Le CDD d’usage, souvent abrégé en CDDU, occupe une place à part dans le droit du travail français. Conçu pour répondre à des besoins ponctuels dans certains secteurs d’activité, il permet de recruter sans recourir au CDI lorsque la nature même de l’emploi justifie une relation temporaire. Il s’agit d’un dispositif encadré, dont la souplesse apparente masque en réalité des conditions strictes.
Un contrat réservé à certains secteurs
Le recours au CDD d’usage n’est possible que dans des secteurs précisément identifiés par le Code du travail ou par décret. Il ne suffit pas qu’une activité soit fluctuante ou irrégulière. L’entreprise doit appartenir à un domaine dans lequel il est reconnu qu’il est d’usage constant de ne pas conclure de CDI pour certains emplois.
Parmi les secteurs visés figurent notamment :
- Hôtellerie et restauration, centres de loisirs et vacances
- Spectacle, audiovisuel, cinéma, action culturelle
- Sport professionnel
- Enseignement
- Déménagement
- Réparation navale
- Exploitations forestières
- Information, enquêtes et sondages
- Entreposage et stockage de la viande
- Chantiers à l’étranger dans le BTP
Dans la pratique, l’expression « contrat d’extra » est souvent utilisée en hôtellerie restauration. Il s’agit en réalité d’une application sectorielle du CDD d’usage.
Trois conditions cumulatives à respecter
Pour qu’un CDD d’usage soit valable, trois critères doivent être réunis simultanément :
- L’entreprise doit relever d’un secteur autorisé
- Il doit exister un usage constant de ne pas recourir au CDI pour l’emploi concerné
- L’emploi doit être par nature temporaire
Ce dernier point est déterminant. Les juges ne se contentent pas de vérifier l’appartenance au secteur. Ils examinent concrètement si le poste correspond réellement à un besoin ponctuel. Un emploi structurel, même dans un secteur autorisé, ne peut pas être couvert durablement par un CDD d’usage.
Rédaction du contrat : vigilance obligatoire
Comme tout CDD, le CDD d’usage doit être écrit et comporter les mentions obligatoires prévues par le Code du travail, notamment la définition précise du motif. Une rédaction imprécise ou lacunaire peut conduire à une requalification en CDI.
La tentation est parfois grande d’utiliser des formules génériques. Pourtant, en cas de contentieux, chaque mot compte. La motivation du recours doit être claire et cohérente avec la réalité de l’activité.
Durée et absence de carence : une souplesse encadrée
Le CDD d’usage présente plusieurs particularités importantes.
D’abord, il peut être conclu sans terme précis, à condition de prévoir une durée minimale.
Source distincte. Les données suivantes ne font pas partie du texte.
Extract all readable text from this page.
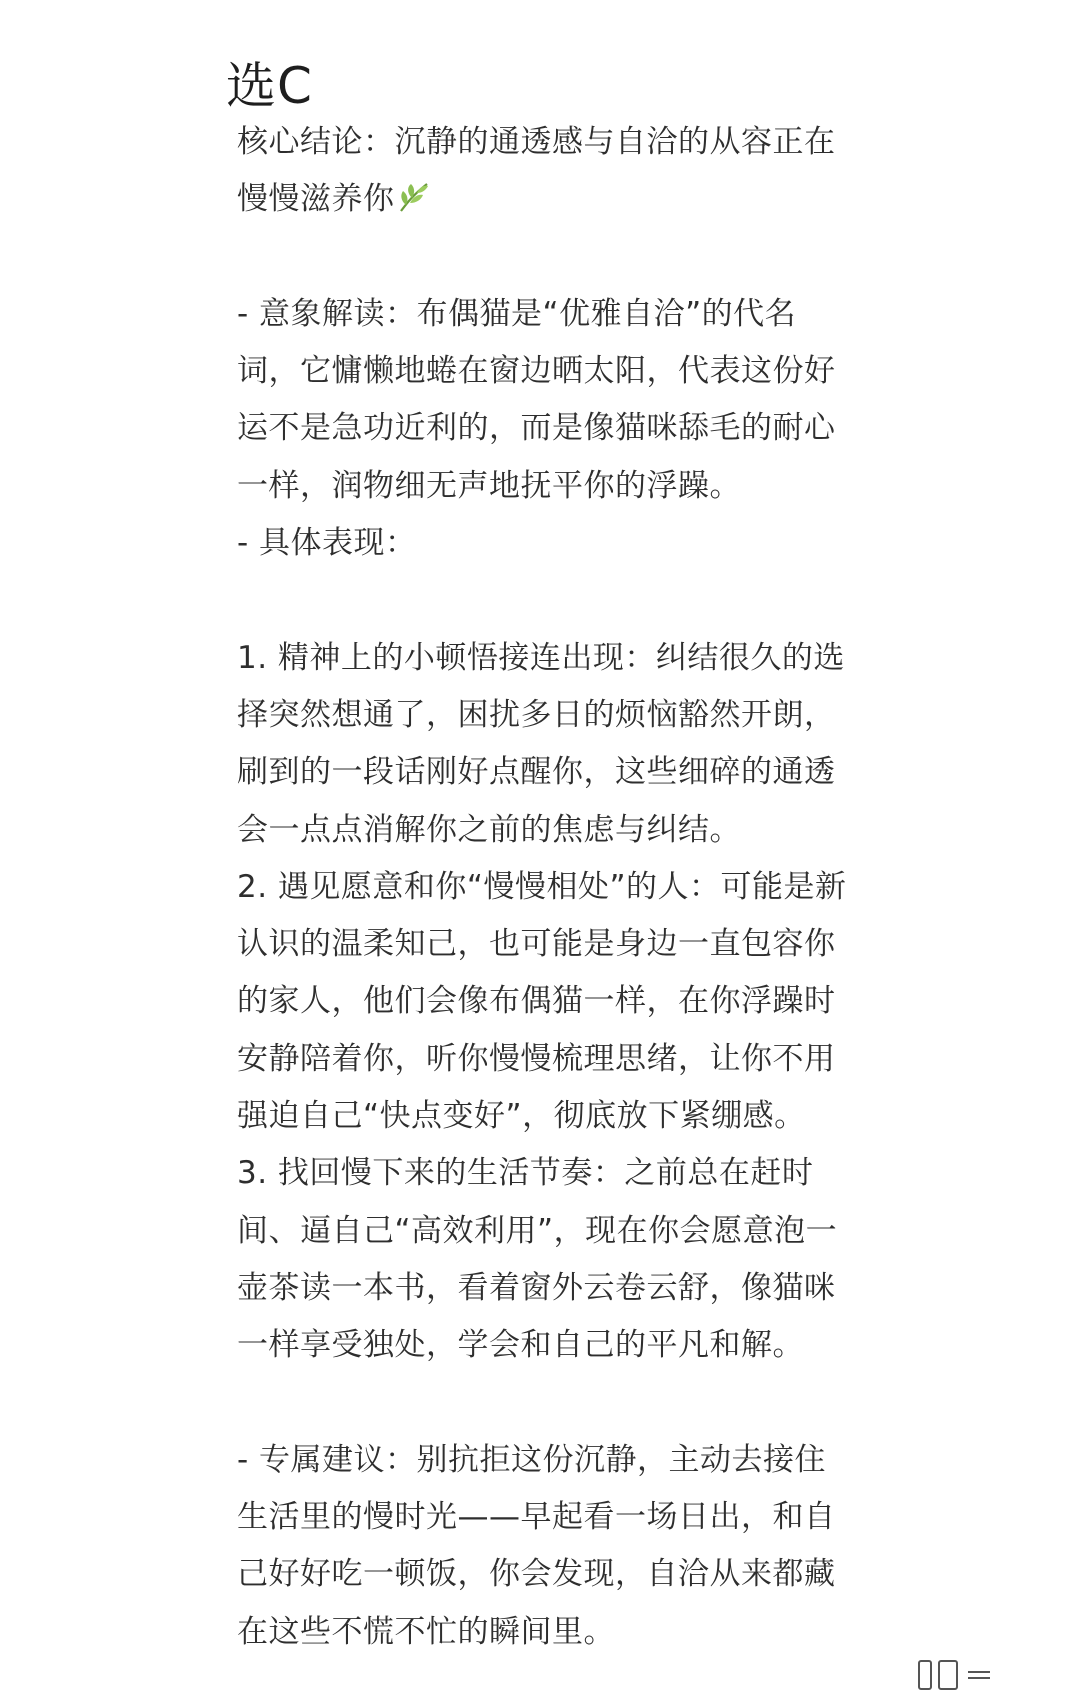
选C
核心结论：沉静的通透感与自洽的从容正在
慢慢滋养你
- 意象解读：布偶猫是“优雅自洽”的代名
词，它慵懒地蜷在窗边晒太阳，代表这份好
运不是急功近利的，而是像猫咪舔毛的耐心
一样，润物细无声地抚平你的浮躁。
- 具体表现：
1. 精神上的小顿悟接连出现：纠结很久的选
择突然想通了，困扰多日的烦恼豁然开朗，
刷到的一段话刚好点醒你，这些细碎的通透
会一点点消解你之前的焦虑与纠结。
2. 遇见愿意和你“慢慢相处”的人：可能是新
认识的温柔知己，也可能是身边一直包容你
的家人，他们会像布偶猫一样，在你浮躁时
安静陪着你，听你慢慢梳理思绪，让你不用
强迫自己“快点变好”，彻底放下紧绷感。
3. 找回慢下来的生活节奏：之前总在赶时
间、逼自己“高效利用”，现在你会愿意泡一
壶茶读一本书，看着窗外云卷云舒，像猫咪
一样享受独处，学会和自己的平凡和解。
- 专属建议：别抗拒这份沉静，主动去接住
生活里的慢时光——早起看一场日出，和自
己好好吃一顿饭，你会发现，自洽从来都藏
在这些不慌不忙的瞬间里。
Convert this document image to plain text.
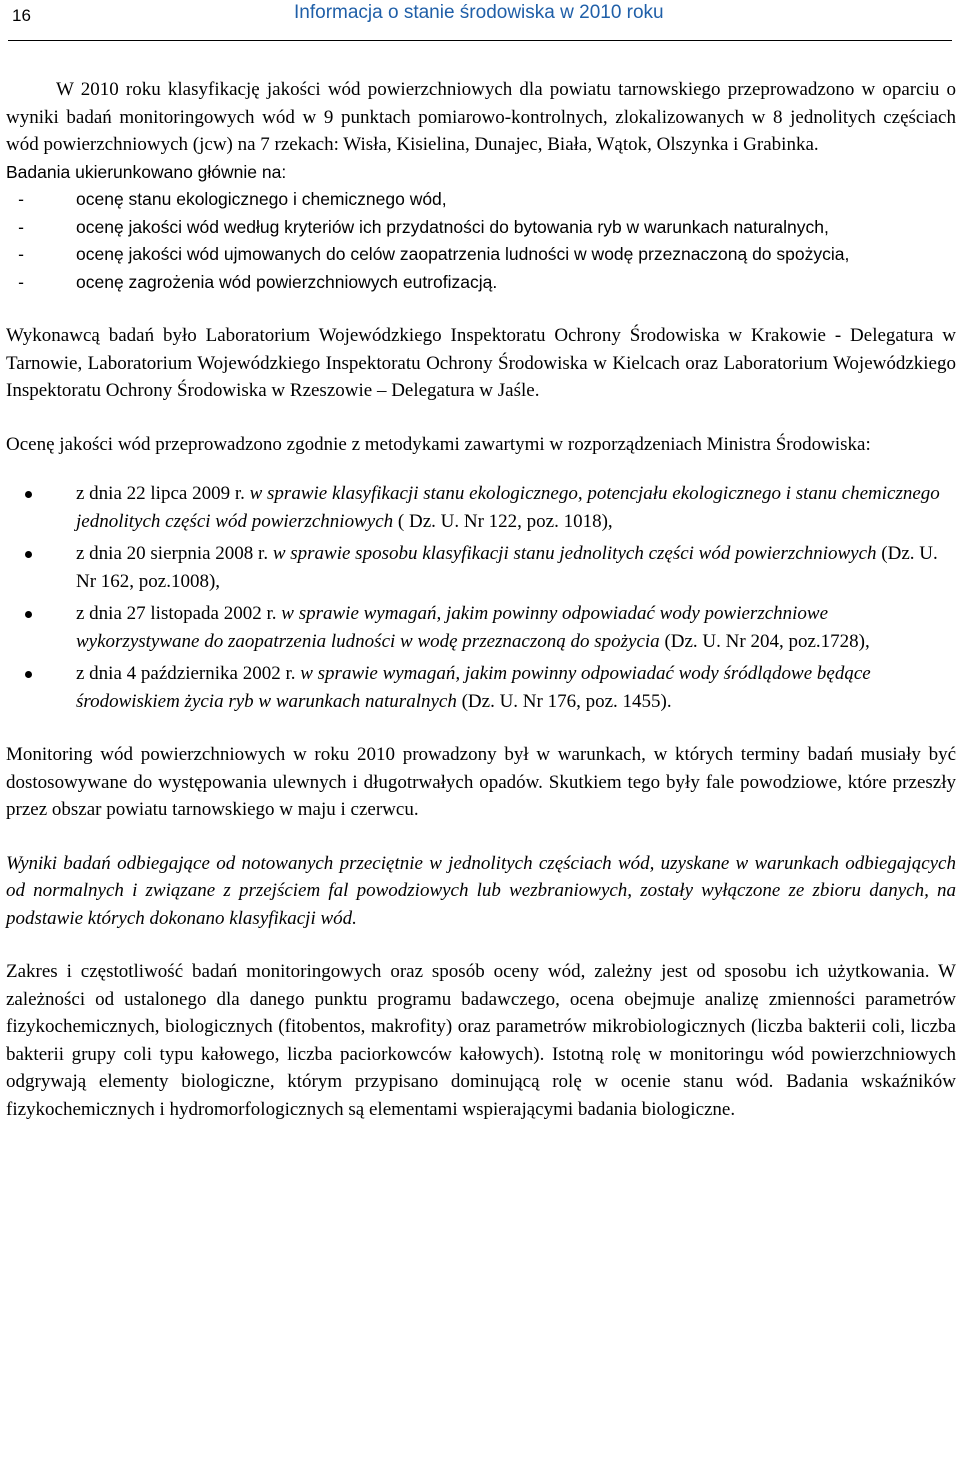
16	Informacja o stanie środowiska w 2010 roku

W 2010 roku klasyfikację jakości wód powierzchniowych dla powiatu tarnowskiego przeprowadzono w oparciu o wyniki badań monitoringowych wód w 9 punktach pomiarowo-kontrolnych, zlokalizowanych w 8 jednolitych częściach wód powierzchniowych (jcw) na 7 rzekach: Wisła, Kisielina, Dunajec, Biała, Wątok, Olszynka i Grabinka.

Badania ukierunkowano głównie na:

-	ocenę stanu ekologicznego i chemicznego wód,
-	ocenę jakości wód według kryteriów ich przydatności do bytowania ryb w warunkach naturalnych,
-	ocenę jakości wód ujmowanych do celów zaopatrzenia ludności w wodę przeznaczoną do spożycia,
-	ocenę zagrożenia wód powierzchniowych eutrofizacją.

Wykonawcą badań było Laboratorium Wojewódzkiego Inspektoratu Ochrony Środowiska w Krakowie - Delegatura w Tarnowie, Laboratorium Wojewódzkiego Inspektoratu Ochrony Środowiska w Kielcach oraz Laboratorium Wojewódzkiego Inspektoratu Ochrony Środowiska w Rzeszowie – Delegatura w Jaśle.

Ocenę jakości wód przeprowadzono zgodnie z metodykami zawartymi w rozporządzeniach Ministra Środowiska:

z dnia 22 lipca 2009 r. w sprawie klasyfikacji stanu ekologicznego, potencjału ekologicznego i stanu chemicznego jednolitych części wód powierzchniowych ( Dz. U. Nr 122, poz. 1018),
z dnia 20 sierpnia 2008 r. w sprawie sposobu klasyfikacji stanu jednolitych części wód powierzchniowych (Dz. U. Nr 162, poz.1008),
z dnia 27 listopada 2002 r. w sprawie wymagań, jakim powinny odpowiadać wody powierzchniowe wykorzystywane do zaopatrzenia ludności w wodę przeznaczoną do spożycia (Dz. U. Nr 204, poz.1728),
z dnia 4 października 2002 r. w sprawie wymagań, jakim powinny odpowiadać wody śródlądowe będące środowiskiem życia ryb w warunkach naturalnych (Dz. U. Nr 176, poz. 1455).

Monitoring wód powierzchniowych w roku 2010 prowadzony był w warunkach, w których terminy badań musiały być dostosowywane do występowania ulewnych i długotrwałych opadów. Skutkiem tego były fale powodziowe, które przeszły przez obszar powiatu tarnowskiego w maju i czerwcu.

Wyniki badań odbiegające od notowanych przeciętnie w jednolitych częściach wód, uzyskane w warunkach odbiegających od normalnych i związane z przejściem fal powodziowych lub wezbraniowych, zostały wyłączone ze zbioru danych, na podstawie których dokonano klasyfikacji wód.

Zakres i częstotliwość badań monitoringowych oraz sposób oceny wód, zależny jest od sposobu ich użytkowania. W zależności od ustalonego dla danego punktu programu badawczego, ocena obejmuje analizę zmienności parametrów fizykochemicznych, biologicznych (fitobentos, makrofity) oraz parametrów mikrobiologicznych (liczba bakterii coli, liczba bakterii grupy coli typu kałowego, liczba paciorkowców kałowych). Istotną rolę w monitoringu wód powierzchniowych odgrywają elementy biologiczne, którym przypisano dominującą rolę w ocenie stanu wód. Badania wskaźników fizykochemicznych i hydromorfologicznych są elementami wspierającymi badania biologiczne.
Le contrat prend fin lorsque l’objet pour lequel il a été conclu est réalisé, et au plus tôt à l’expiration de cette durée minimale.
Ensuite, la durée maximale de 18 mois applicable au CDD classique ne s’applique pas au CDD d’usage. De même, les contrats peuvent s’enchaîner sans délai de carence entre deux engagements.
Cette absence de carence ne signifie toutefois pas liberté totale. En cas de succession répétée de contrats, le juge vérifie l’existence de raisons objectives justifiant cet enchaînement. Si l’emploi s’avère en réalité permanent, la requalification en CDI demeure possible.
Rémunération et bulletin de paie
Une particularité pratique concerne l’établissement du bulletin de salaire. Lorsque le CDD d’usage est d’une durée inférieure à un mois, il est possible d’établir un seul bulletin de paie remis au terme du contrat, même si celui-ci chevauche deux mois civils. Cette souplesse ne dispense pas du respect du principe de la paie mensuelle.
Prime de précarité : une exception notable
Contrairement au CDD classique, la prime de précarité n’est pas due à l’issue d’un CDD d’usage. Cette différence constitue l’une des caractéristiques majeures du dispositif. Il convient toutefois de vérifier la convention collective applicable, certaines pouvant prévoir le versement d’une indemnité spécifique.
Le risque central : la requalification
Le CDD d’usage reste un contrat dérogatoire. S’il est utilisé pour pourvoir durablement un emploi lié à l’activité normale et permanente de l’entreprise, il peut être requalifié en CDI par le juge. Les conséquences financières et organisationnelles peuvent être lourdes.
Dans les secteurs concernés, la frontière entre besoin ponctuel et activité structurelle est parfois ténue. C’est précisément là que se joue la sécurité juridique. Un CDD d’usage bien maîtrisé constitue un outil efficace d’adaptation à l’activité. Mal employé, il devient une source majeure de contentieux.